1970’lerden buyana kapitalist sistemde iki farklı yönelişin birbirleriyle mücadelesine şahit oluyoruz. Bir taraftan “sosyal devlet” anlayışının savunucuları, yani Keynesçiler diğer taraftan da neoliberalizmin savunucuları. Keynesçiler, sermayenin kendilerine; sosyal-politik anlayışlarına artık ihtiyacının kalmadığın görüyorlar. Ama buna rağmen, güya savaşarak, dövüşerek geri çekilmeye karar vermiş olmaları gerekir ki, dünya işçi sınıfını ve emekçi yığınları “başka bir dünya olasıdır”, “mümkündür”, “muhtemeldir” anlayışı etrafında örgütleyerek “sosyal devlet”e geri dönülebileceği anlayışını savunuyorlar ve bu doğrultuda “meydan muharebelerini” sürdürüyorlar. Bugün neoliberal politikalarla art arda yok edilen sosyal hakların yeniden elde edilebileceğine ve Keynesçi “tam istihdam” anlayışına göre işsizliğin toplumsal sorun olmaktan çıkartılabileceğine inanıyorlar. Buna karşın tekelci sermayenin; uluslararası tekellerin çıkarlarının sosyal-politik ifadesi olan neoliberalizm, sermaye hareketinin önündeki bütün engelleri yıkıyor.
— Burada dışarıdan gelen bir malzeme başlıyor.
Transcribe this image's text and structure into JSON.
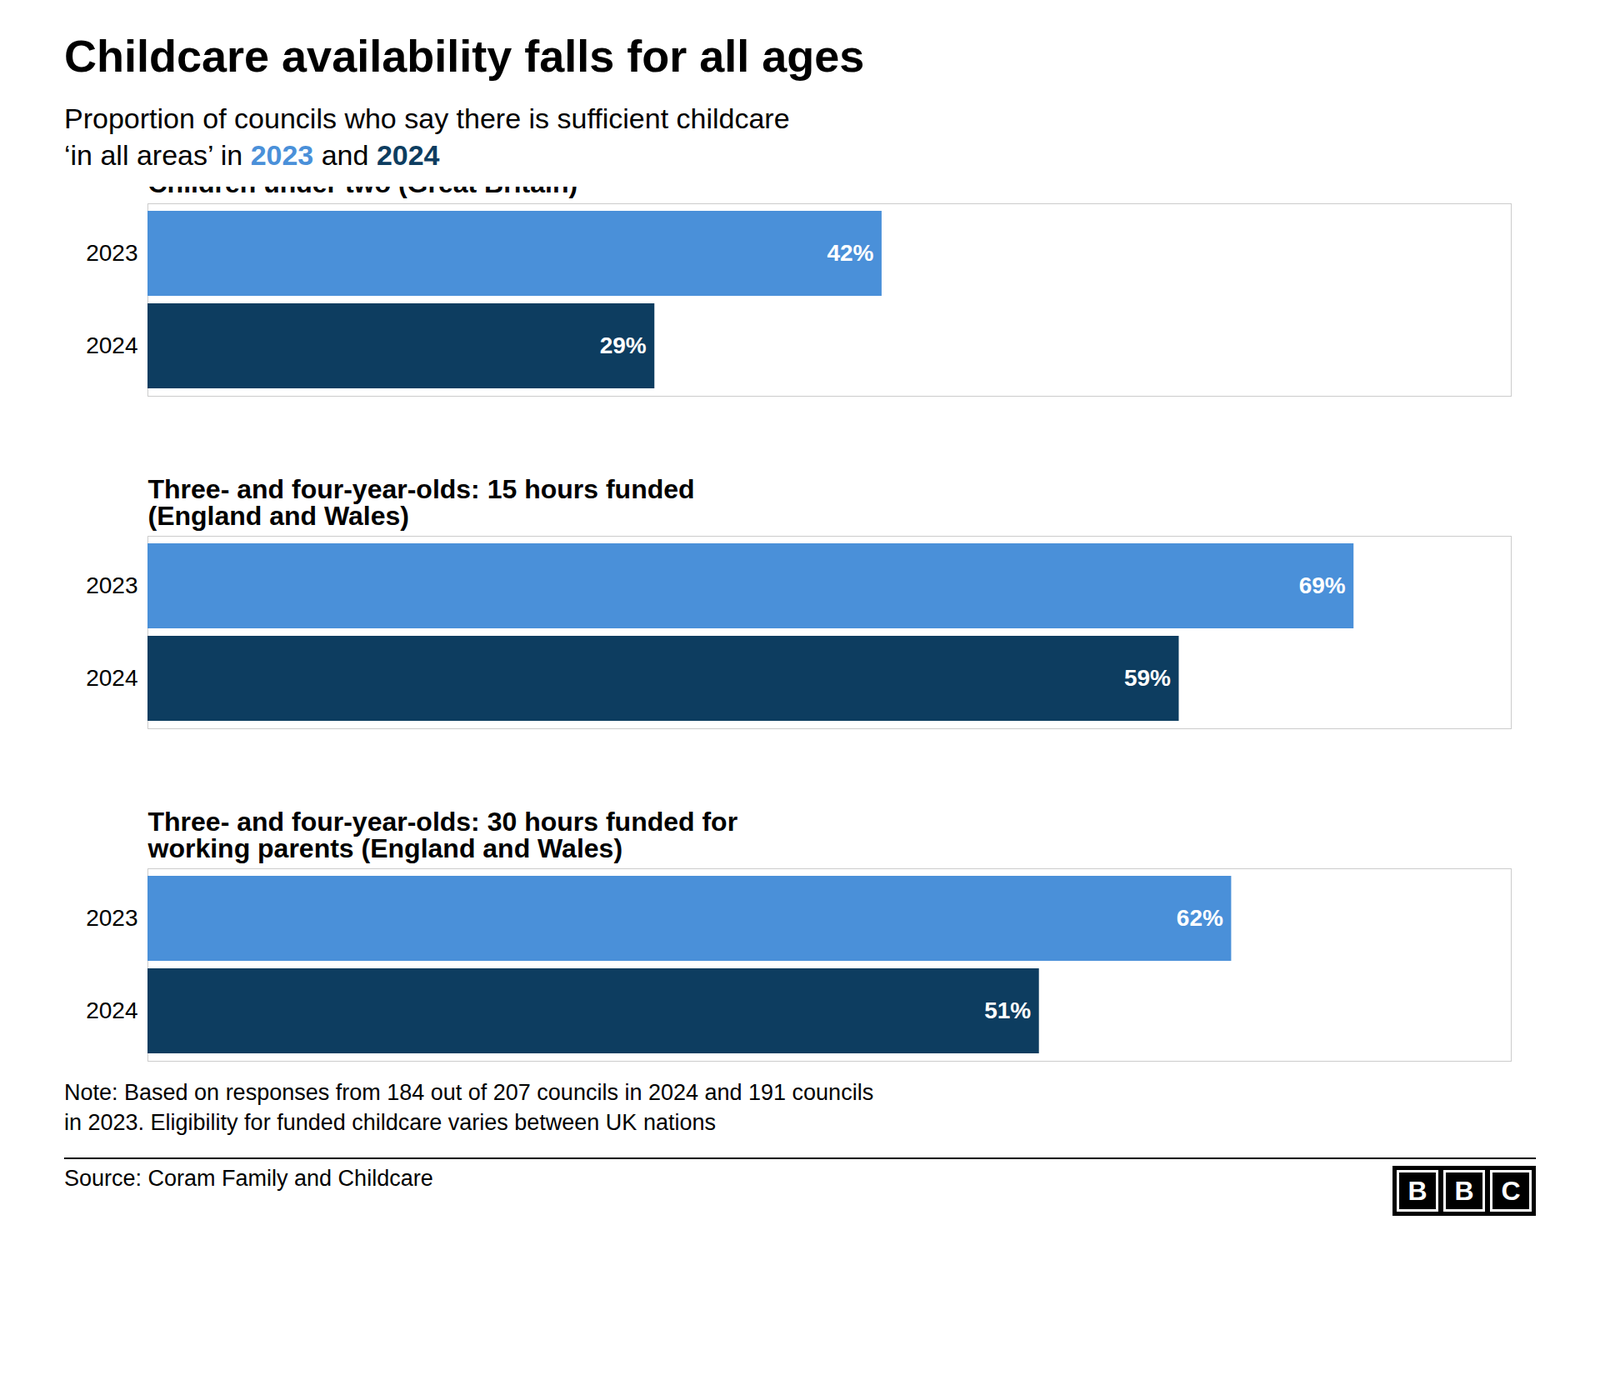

Sermaye birikimi; yoğunlaşması ve merkezileşmesi devasa boyutlara varmasına rağmen, işsizlerin sayısı azalacağına artıyor. Ekonomi krizde olmasa da işsizlerin sayısı artıyor. Bunun böyle olmasının nedeni tabii ki neoliberal politikalarda aranamaz. İşçileri sokağa atan, politikanın kendisi değildir. İşçileri sokağa atan, sermayenin organik bileşimindeki gelişmedir, teknolojinin üretimde yoğun kullanımıdır.